Il ruolo del Vaticano
Lo stato neutrale nel cuore di Roma rivestirà un ruolo chiave prima dell’armistizio e nel 1944, grazie all’opera della segreteria di Stato, con il cardinale Maglione e dell’allora cardinale Montini insieme allo storico dell’arte Carlo Giulio Argan e poi il soprintendente Aldo De Rinaldis.
Tra le figure di spicco, Emilio Lavagnino trasferì in Vaticano, al sicuro, circa 200 casse contenti opere dislocate nei depositi lungo la linea del fronte: Venezia, Milano, Roma e con l’aiuto di Pasquale Rotondi dalle Marche: le opere di Tiziano, Giorgione, Piero della Francesca, Raffaello, l’intero tesoro della basilica di San Marco sono state salvate grazie alla sua opera.
E Lavagnino continuò a recuperare opere nel Lazio, organizzando il loro trasporto in Vaticano od organizzando la protezione delle architetture, penetrando anche le zone più esposte ai bombardamenti.
Donne indomite
Fondamentale è stato il ruolo di archeologhe e storiche dell’arte, antesignane coraggiose, animate dalla passione per lo studio ma anche da un profondissimo senso del dovere.
Fernanda Wittgens, profondamente legata alla sua Milano, la prima direttrice della Pinacoteca di Brera, insignita del titolo di giusta tra le nazioni per aver aiutato ebrei perseguitati. Palma Bucarelli, la prima direttrice donna di un museo pubblico in Italia, la Galleria Nazionale d’Arte Moderna di Roma, definita partigiana dell’arte; Noemi Gabrielli, protagonista del trasferimento e poi della messa in sicurezza di collezioni sabaude nel castello di Guiglia; Jole Bovio Marconi che trasportò da sola, nella sua auto, le metope del tempio di Selinunte nel convento di San Martino delle Scale a Monreale.
E sicuramente, se questi salvataggi sono stati gesti di amore, diventano profondamente comprensibili fatti da queste donne.
Un esempio della storia per comprendere il presente
E guardando alla mostra non si può non pensare a quello che sta succedendo in Ucraina, a quello che succede in Siria e in Turchia, a tutta quella bellezza a rischio a causa delle guerre o dei dissesti naturali. La mostra Arte liberata è la dimostrazione di quello che costa: si perdono vite umane e in più si rischia di spazzarne via la memoria.

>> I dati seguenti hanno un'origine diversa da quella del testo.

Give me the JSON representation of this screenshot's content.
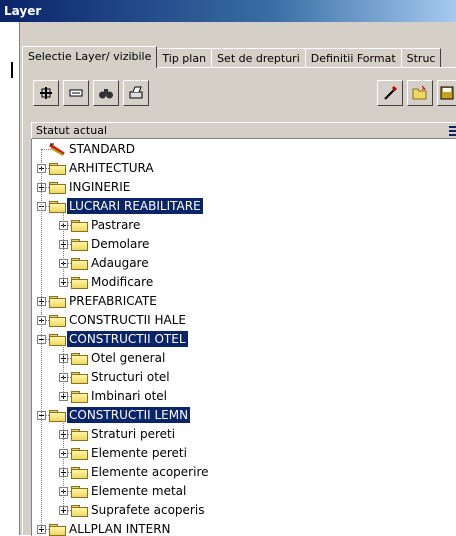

Se si distrugge il patrimonio culturale di un luogo si cancella l’identità stessa del popolo che l’ha abitato.
Educare alla bellezza, educare alla pace
In uno dei filmati più affascinanti dell’Istituto Luce lungo il percorso della mostra, dove si racconta l’enorme dispiegamento di mezzi e di denaro per il recupero delle opere disperse durante il dopoguerra, in un periodo di grande difficoltà, si dice che tutta questa fatica è valsa la pena, perché “è importante educare gli italiani alla bellezza”, un’idea nuova che determina il cambiamento, scaturita allora dalle prime leggi varate per la tutela dei beni culturali e pioniera, in un periodo di povertà generale e con un tasso di analfabetismo molto marcato, di un valore ancora maggiore.
Perdere il patrimonio culturale vuol dire perdere ciò che di bello e buono ha fatto l’uomo. Ma educare alla bellezza significa soprattutto educare alla pace, perché conservare e difendere la memoria e la cultura di un popolo vuole dire riconoscere la dignità collettiva, alimenta il senso comunitario, significa acquisire consapevolezza che siamo esseri umani capaci di fare cose meravigliose.